Marco Revelli: “La lezione di Bobbio e il test di Askatasuna”

per Gian Franco Ferraris
Autore originale del testo: Marco Revelli
Fonte: La stampa

Marco Revelli: “La lezione di Bobbio e il test di Askatasuna”

Ho imparato l’importanza, politica e civile, della parola Dialogo fin dal primo anno di università, sui banchi dell’aula magna di Giurisprudenza dove Norberto Bobbio teneva le sue lezioni di Filosofia del diritto. Il dialogo, ci diceva, con l’aria di chi sapeva di essere vox clamantis in deserto (si era allora nel clima della guerra fredda), è la principale condizione della convivenza civile, ovvero del massimo bene che la politica può offrire agli uomini.

La violenza e la sua forma più estrema e distruttiva, la guerra, incominciano quando il dialogo – o, come lo chiamava lui, il «colloquio» – vien meno.

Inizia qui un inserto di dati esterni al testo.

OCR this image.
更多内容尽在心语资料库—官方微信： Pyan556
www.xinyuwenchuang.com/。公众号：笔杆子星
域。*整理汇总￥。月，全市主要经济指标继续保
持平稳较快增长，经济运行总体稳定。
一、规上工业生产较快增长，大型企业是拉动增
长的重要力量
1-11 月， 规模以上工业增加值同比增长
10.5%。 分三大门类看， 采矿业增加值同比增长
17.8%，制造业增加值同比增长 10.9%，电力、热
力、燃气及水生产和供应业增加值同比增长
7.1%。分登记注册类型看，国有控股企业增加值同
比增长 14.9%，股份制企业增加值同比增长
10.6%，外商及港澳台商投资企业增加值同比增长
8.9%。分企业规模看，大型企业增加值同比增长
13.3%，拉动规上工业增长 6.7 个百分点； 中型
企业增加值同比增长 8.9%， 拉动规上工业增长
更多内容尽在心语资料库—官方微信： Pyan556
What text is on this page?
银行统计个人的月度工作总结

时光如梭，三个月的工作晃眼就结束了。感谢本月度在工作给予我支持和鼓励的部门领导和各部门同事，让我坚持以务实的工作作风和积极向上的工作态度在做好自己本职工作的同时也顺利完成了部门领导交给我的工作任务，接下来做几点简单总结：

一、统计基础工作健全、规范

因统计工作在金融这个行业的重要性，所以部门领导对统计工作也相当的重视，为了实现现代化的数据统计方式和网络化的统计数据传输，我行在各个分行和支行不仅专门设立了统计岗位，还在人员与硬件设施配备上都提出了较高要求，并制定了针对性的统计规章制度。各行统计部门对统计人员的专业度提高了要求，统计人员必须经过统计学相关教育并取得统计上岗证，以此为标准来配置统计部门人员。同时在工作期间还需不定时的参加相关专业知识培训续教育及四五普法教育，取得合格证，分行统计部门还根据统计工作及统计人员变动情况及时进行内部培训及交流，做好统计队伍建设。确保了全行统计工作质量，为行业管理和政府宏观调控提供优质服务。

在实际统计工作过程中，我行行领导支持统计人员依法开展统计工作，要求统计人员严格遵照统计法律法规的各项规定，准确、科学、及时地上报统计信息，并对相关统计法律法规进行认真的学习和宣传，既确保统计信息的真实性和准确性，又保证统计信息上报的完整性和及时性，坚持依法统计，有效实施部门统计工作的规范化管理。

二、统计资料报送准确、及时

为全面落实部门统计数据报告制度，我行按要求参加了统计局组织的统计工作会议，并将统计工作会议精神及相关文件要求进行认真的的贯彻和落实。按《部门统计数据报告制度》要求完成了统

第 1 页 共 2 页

Per questo, quando a Torino si sono colti i primi segni di “disgelo” intorno all’annosa questione del centro sociale di corso Regina Margherita, con l’apertura di una sia pur timida interlocuzione da parte dell’Amministrazione comunale che evitasse una prova muscolare e permettesse una regolarizzazione consensuale, l’ho colto con particolare favore.

Preferire alla pratica delle contumelie e delle scomuniche una franca discussione intorno a un tavolo, che metta a confronto le reciproche ragioni, magari conclusa con la sottoscrizione di una convenzione condivisa mi sembrerebbe una modalità apprezzabile non dico dalla totalità, ma da un’amplissima platea di cittadini che amino la propria città. Sono convinto che in un mondo retto dalla ragione, e non nella dantesca «aiuola che ci fa tanto feroci», dovrebbe essere così. Invece no. Invece ogni qual volta nel muro cieco delle contrapposizioni frontali si apre una crepa, e filtra un barlume di speranza che potrebbe preludere a una pacifica convivenza, subito salta fuori qualcuno che si mette di traverso. Come se il venir meno del clima di tensione gli levasse, in qualche modo, l’acqua in cui nuota. O l’aria viziata che respira. Succede nella grandi cose, nelle vere tragedie storiche, le guerre, appunto, che scoppiano esattamente per questo motivo (perché da una parte o da entrambe i maestri del veto bloccano ogni via di pace) e che stentano così tanto a finire – lo vediamo bene oggi – perché parlarsi attraverso le trincee è tradimento.

E succede nelle piccole contese locali, per fortuna meno cruente, ma non per questo meno distruttive del tessuto già fragile di una comunità. Di solito, questi artificieri di professione che minano sistematicamente ciò che i pontieri si sforzano di costruire, armano i propri argomenti con la retorica della Legge e dell’Ordine, preparando in realtà le condizioni di nuove trasgressioni e di nuovo disordine perché in effetti è nel clima di paura e incertezza che pescano i loro voti. Tra i vetri in frantumi e il fumo dei lacrimogeni.

Dicono, i nemici del dialogo, che si è troppo diversi. Che «non sono come noi». Soprattutto che non «vogliono essere» come noi. Ignorando che ogni dialogo, per essere tale, non può che avvenire tra diversi. I quali, in forza del rispetto reciproco conquistato grazie alla disponibilità al confronto, possono imparare a conoscersi e ri-conoscersi, modificandosi l’un l’altro senza pretendere di uniformarsi, anzi accettandosi nelle rispettive diversità (questa, per lo meno, la scommessa).

È l’Abc della democrazia, come forma di gestione dialogica della convivenza. E la posta in gioco nell’esperimento di Torino è esattamente questa, tanto più importante, direi “vitale”, in un’epoca così tormentata, delicata, pericolosa, soprattutto per chi è giovane, così densa di minacce per la democrazia, come l’attuale.